Tropikal bir fırtına olan Idai Tufanı geçtiğimiz hafta Güney Afrika'yı yıkıp geçti. BM yetkililerine göre güney yarıküreyi vuran en kuvvetli hava kaynaklı felaketti.

Tufana maruz kalan 1.7 milyon insan Mozambik'te idi, Malawi'de 920 bin kişi ve binlercesi de Zimbabve'de etkilendi.

Tufan dalgaları 6 metre derine inen sellerden kaynaklandı. Mozambik'teki Pungue ve Buzi nehirleri taştı her yönde akarak karanın içinde küçük okyanuslar oluşturdular. Rüzgar ise saatte 177 km hıza erişti.

BBC'ye konuşan bir yardım çalışanı Edinburgh büyüklüğünde bir şehir olan Beira'da her binanın zarar gördüğünü dile getirdi. Elektrik, iletişim yoktu, binalar çökmüştü. Sokaklar ise devrilmiş elektrik hatları ile doluydu.

Yardım grupları çatılarda ve binalarda mahsur kalan insanların acil ihtiyaçlarına odaklanırken uzun dönemli etkilerin çok daha yıkıcı olacağı belirtiliyor. Bir zamanlar tarla, ev ve bütünüyle bir şehir olan alanda bir gecede bir okyanus oluştu. Bir gün önce insanlar yaşamlarını sürdürürken ertesi gün ortada sudan başka bir şey yoktu.

Telefon direklerine tutunan, oturan, kıvrılıp birbirine sokulan, çatılarda kalan ya da kendine sadece oturacak bir yer bularak kaçmaya çalışan insanlara bakınca iklim değişikliğinin insani yüzünü de görüyorsunuz.  

İngiltere televizyonlarında Afrika'daki tufan kısa bir süre görünüp kayboldu ve görünüşte alakasız bir başka hikaye belirdi. O da İngiltere'nin 25 yıl içinde susuz kalacağının haberiydi.
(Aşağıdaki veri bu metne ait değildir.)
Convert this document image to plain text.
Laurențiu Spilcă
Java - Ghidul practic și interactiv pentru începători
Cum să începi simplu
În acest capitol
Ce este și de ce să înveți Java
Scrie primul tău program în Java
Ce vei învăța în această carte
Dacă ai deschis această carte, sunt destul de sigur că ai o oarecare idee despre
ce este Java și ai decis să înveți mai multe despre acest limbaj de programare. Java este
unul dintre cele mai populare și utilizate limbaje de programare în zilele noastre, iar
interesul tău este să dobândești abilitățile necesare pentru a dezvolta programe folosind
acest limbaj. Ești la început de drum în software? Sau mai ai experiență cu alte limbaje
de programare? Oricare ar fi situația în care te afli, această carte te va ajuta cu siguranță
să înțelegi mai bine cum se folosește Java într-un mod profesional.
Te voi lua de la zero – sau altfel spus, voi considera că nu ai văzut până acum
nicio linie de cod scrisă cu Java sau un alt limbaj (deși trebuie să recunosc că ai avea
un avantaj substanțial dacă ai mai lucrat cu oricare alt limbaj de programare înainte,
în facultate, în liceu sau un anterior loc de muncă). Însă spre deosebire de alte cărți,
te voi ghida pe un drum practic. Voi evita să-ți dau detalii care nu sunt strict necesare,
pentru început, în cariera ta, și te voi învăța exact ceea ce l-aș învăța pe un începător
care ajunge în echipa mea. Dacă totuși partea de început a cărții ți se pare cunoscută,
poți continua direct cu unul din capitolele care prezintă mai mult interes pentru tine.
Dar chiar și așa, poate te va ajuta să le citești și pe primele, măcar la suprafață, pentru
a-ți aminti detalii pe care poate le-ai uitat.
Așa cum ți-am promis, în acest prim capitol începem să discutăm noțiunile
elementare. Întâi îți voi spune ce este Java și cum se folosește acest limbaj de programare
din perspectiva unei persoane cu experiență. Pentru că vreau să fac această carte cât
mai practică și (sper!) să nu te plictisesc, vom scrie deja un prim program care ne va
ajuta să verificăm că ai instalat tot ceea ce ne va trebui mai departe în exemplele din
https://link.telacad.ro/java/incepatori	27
İklim değişikliği nedeniyle nüfus artarken su miktarı da giderek azalacak. İklim Ajansı'nın yöneticisi Sir James Bevan Guardian'a konuşarak: “Şimdiden itibaren 25 yıl içinde su temini ve nüfus çizgileri birbiriyle çarpıştığında ihtiyaçlarımızı karşılayacak suyumuz olmayacak” dedi.

İskoçya'da ise durum daha farklı. Ülke şu anda kullandığından 100 kat daha fazla suya sahip. İnanılmaz bir şekilde Loch Ness tek başına İngiltere ve Wales'deki bütün göllerden daha fazla su tutuyor.

Su kıtlığının yansılamaları ise çok büyük olacak. Öncelikle su zengini İskoçya ile su kıtlığı çeken İngiltere arasındaki politik birliğin dinamiklerini düşünelim. Su “İskoçya'nın petrolü” olacaksa milliyetçiler su sözkonusu olduğunda aynı çizgide mi duracaklar?

Daha geniş sahada ise iklim değişikliği devasa sellere ve aşırı hava olaylarına sahne olurken aynı zamanda su kıtlıklarına da ülkeler bazında yol açacak. İklim değişikliğine neden olan sanayileşmede en az payı olan fakir ülkelerin ise bu durumdan en fazla zarar görenler olacağı tahmin ediliyor.

Geçmişte kaynakların yok edilmesi artan nüfusla birleştiğinde insanoğlunun topluca şiddet olaylarına karışmasına neden olmuştu. Altın, Baharat, mineral, petrol ve gaz için yapılan savaşlar düşünüldüğünde suyun yaşamın devamı için bunların hepsinden daha önemli olduğu görülecektir. Düşünmesi bile hoş değil ancak insanoğlunu bekleyen gelecek bu. Idai fırtınasının getirdiği yıkım hala sarsacak derecede güçlü olsa da buna alışmalıyız çünkü bunlara aşina olacağız.